At 10:18 am automatic gunfire was discharged from two windows of the People's Bureau in the direction of the anti-Gaddafi demonstration. The shots wounded eleven protestors; according to the post-mortem examination report, one round entered Fletcher's back, " below the top of the right shoulder, to the right of the spine and behind the back fold of the right armpit". The bullet travelled right to left, through her thoracic diaphragm, liver and gall bladder before it was deflected by the spinal column out through the left side of the body, and then into the left elbow.
While the demonstrators were moved into Charles II Street, Fletcher was aided by her colleagues; as she lay in the road outside the People's Bureau, she advised them to "keep calm". She was moved to Charles II Street; she became unconscious and stopped breathing and a colleague gave her resuscitation. At 10:40 am an ambulance took her to Westminster Hospital. As she was being transferred from the ambulance to a hospital trolley, a single spent round of ammunition fell from her uniform. She was operated on, but died at approximately midday.
The police evacuated members of the public from the offices around the square, which they sealed off with a cordon; armed police took up positions facing the People's Bureau and on the surrounding rooftops. The garage entrance at the rear of the People's Bureau was not sealed off until at least ten minutes after the shooting, and in that time some of those inside departed the premises through that exit.

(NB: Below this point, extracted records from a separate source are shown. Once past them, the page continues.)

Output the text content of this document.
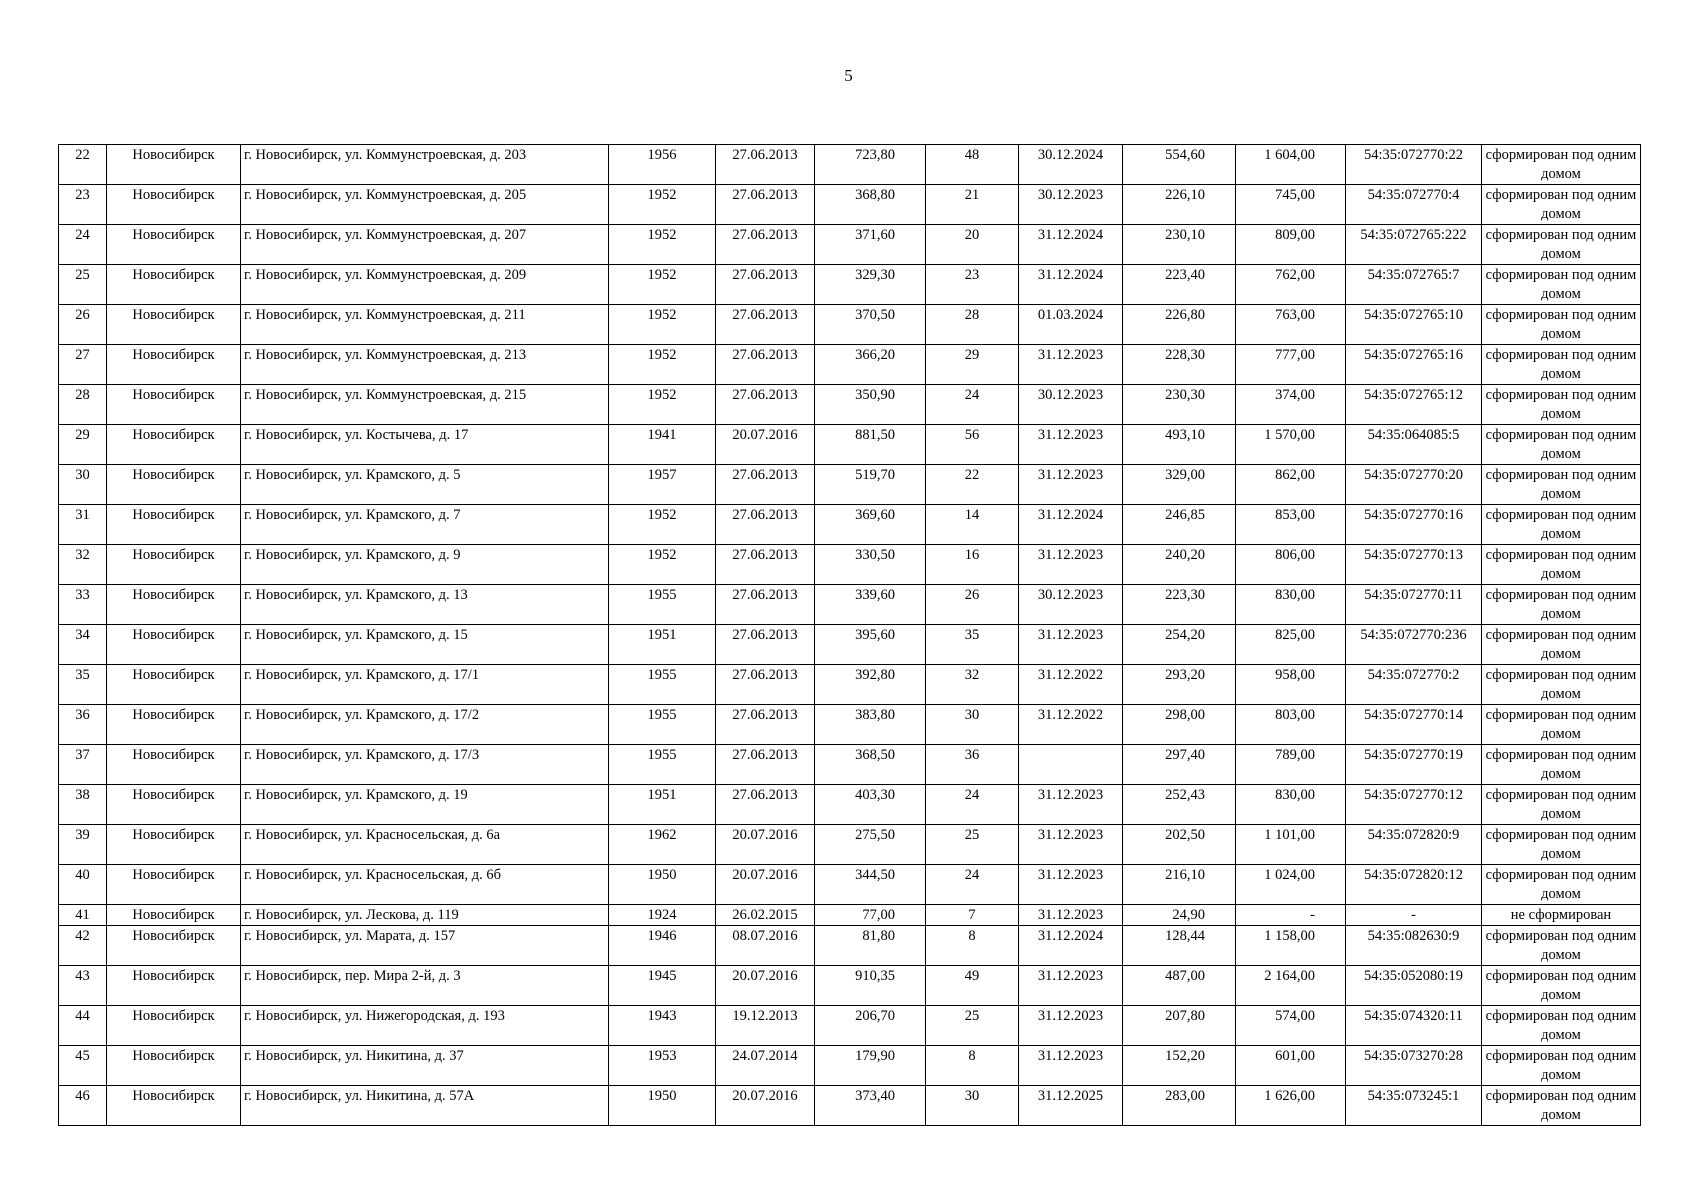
5
22	Новосибирск	г. Новосибирск, ул. Коммунстроевская, д. 203	1956	27.06.2013	723,80	48	30.12.2024	554,60	1 604,00	54:35:072770:22	сформирован под одним домом
23	Новосибирск	г. Новосибирск, ул. Коммунстроевская, д. 205	1952	27.06.2013	368,80	21	30.12.2023	226,10	745,00	54:35:072770:4	сформирован под одним домом
24	Новосибирск	г. Новосибирск, ул. Коммунстроевская, д. 207	1952	27.06.2013	371,60	20	31.12.2024	230,10	809,00	54:35:072765:222	сформирован под одним домом
25	Новосибирск	г. Новосибирск, ул. Коммунстроевская, д. 209	1952	27.06.2013	329,30	23	31.12.2024	223,40	762,00	54:35:072765:7	сформирован под одним домом
26	Новосибирск	г. Новосибирск, ул. Коммунстроевская, д. 211	1952	27.06.2013	370,50	28	01.03.2024	226,80	763,00	54:35:072765:10	сформирован под одним домом
27	Новосибирск	г. Новосибирск, ул. Коммунстроевская, д. 213	1952	27.06.2013	366,20	29	31.12.2023	228,30	777,00	54:35:072765:16	сформирован под одним домом
28	Новосибирск	г. Новосибирск, ул. Коммунстроевская, д. 215	1952	27.06.2013	350,90	24	30.12.2023	230,30	374,00	54:35:072765:12	сформирован под одним домом
29	Новосибирск	г. Новосибирск, ул. Костычева, д. 17	1941	20.07.2016	881,50	56	31.12.2023	493,10	1 570,00	54:35:064085:5	сформирован под одним домом
30	Новосибирск	г. Новосибирск, ул. Крамского, д. 5	1957	27.06.2013	519,70	22	31.12.2023	329,00	862,00	54:35:072770:20	сформирован под одним домом
31	Новосибирск	г. Новосибирск, ул. Крамского, д. 7	1952	27.06.2013	369,60	14	31.12.2024	246,85	853,00	54:35:072770:16	сформирован под одним домом
32	Новосибирск	г. Новосибирск, ул. Крамского, д. 9	1952	27.06.2013	330,50	16	31.12.2023	240,20	806,00	54:35:072770:13	сформирован под одним домом
33	Новосибирск	г. Новосибирск, ул. Крамского, д. 13	1955	27.06.2013	339,60	26	30.12.2023	223,30	830,00	54:35:072770:11	сформирован под одним домом
34	Новосибирск	г. Новосибирск, ул. Крамского, д. 15	1951	27.06.2013	395,60	35	31.12.2023	254,20	825,00	54:35:072770:236	сформирован под одним домом
35	Новосибирск	г. Новосибирск, ул. Крамского, д. 17/1	1955	27.06.2013	392,80	32	31.12.2022	293,20	958,00	54:35:072770:2	сформирован под одним домом
36	Новосибирск	г. Новосибирск, ул. Крамского, д. 17/2	1955	27.06.2013	383,80	30	31.12.2022	298,00	803,00	54:35:072770:14	сформирован под одним домом
37	Новосибирск	г. Новосибирск, ул. Крамского, д. 17/3	1955	27.06.2013	368,50	36		297,40	789,00	54:35:072770:19	сформирован под одним домом
38	Новосибирск	г. Новосибирск, ул. Крамского, д. 19	1951	27.06.2013	403,30	24	31.12.2023	252,43	830,00	54:35:072770:12	сформирован под одним домом
39	Новосибирск	г. Новосибирск, ул. Красносельская, д. 6а	1962	20.07.2016	275,50	25	31.12.2023	202,50	1 101,00	54:35:072820:9	сформирован под одним домом
40	Новосибирск	г. Новосибирск, ул. Красносельская, д. 6б	1950	20.07.2016	344,50	24	31.12.2023	216,10	1 024,00	54:35:072820:12	сформирован под одним домом
41	Новосибирск	г. Новосибирск, ул. Лескова, д. 119	1924	26.02.2015	77,00	7	31.12.2023	24,90	-	-	не сформирован
42	Новосибирск	г. Новосибирск, ул. Марата, д. 157	1946	08.07.2016	81,80	8	31.12.2024	128,44	1 158,00	54:35:082630:9	сформирован под одним домом
43	Новосибирск	г. Новосибирск, пер. Мира 2-й, д. 3	1945	20.07.2016	910,35	49	31.12.2023	487,00	2 164,00	54:35:052080:19	сформирован под одним домом
44	Новосибирск	г. Новосибирск, ул. Нижегородская, д. 193	1943	19.12.2013	206,70	25	31.12.2023	207,80	574,00	54:35:074320:11	сформирован под одним домом
45	Новосибирск	г. Новосибирск, ул. Никитина, д. 37	1953	24.07.2014	179,90	8	31.12.2023	152,20	601,00	54:35:073270:28	сформирован под одним домом
46	Новосибирск	г. Новосибирск, ул. Никитина, д. 57А	1950	20.07.2016	373,40	30	31.12.2025	283,00	1 626,00	54:35:073245:1	сформирован под одним домом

With Margaret Thatcher, the Prime Minister, on an official visit to Portugal, and Geoffrey Howe, the Foreign Secretary, in China, responsibility for handling the crisis fell to Leon Brittan, the Home Secretary. Events spread to Libya soon after the shooting, as around 60 members of the Revolutionary Guard Corps surrounded the British embassy in Tripoli, and put the premises under siege, trapping the staff of 25—including Oliver Miles, the ambassador. Three British nationals working in Tripoli were arrested on unspecified charges.
The post-mortem on Fletcher was undertaken in the evening of 17 April by the forensic pathologist Iain West. Examining the entry of the shot, he wrote that:
The angle of the bullet wound indicates that she was shot in the back by a person who was situated at a considerably higher level. Assuming that she was standing upright at the moment she was shot, the track would indicate that she had been shot from one of the adjacent floors of an adjacent building.
From the angle of the entry wound, and Fletcher's position in the street—captured on news cameras seconds before she was shot—West established that the shot had come from the first floor of the embassy.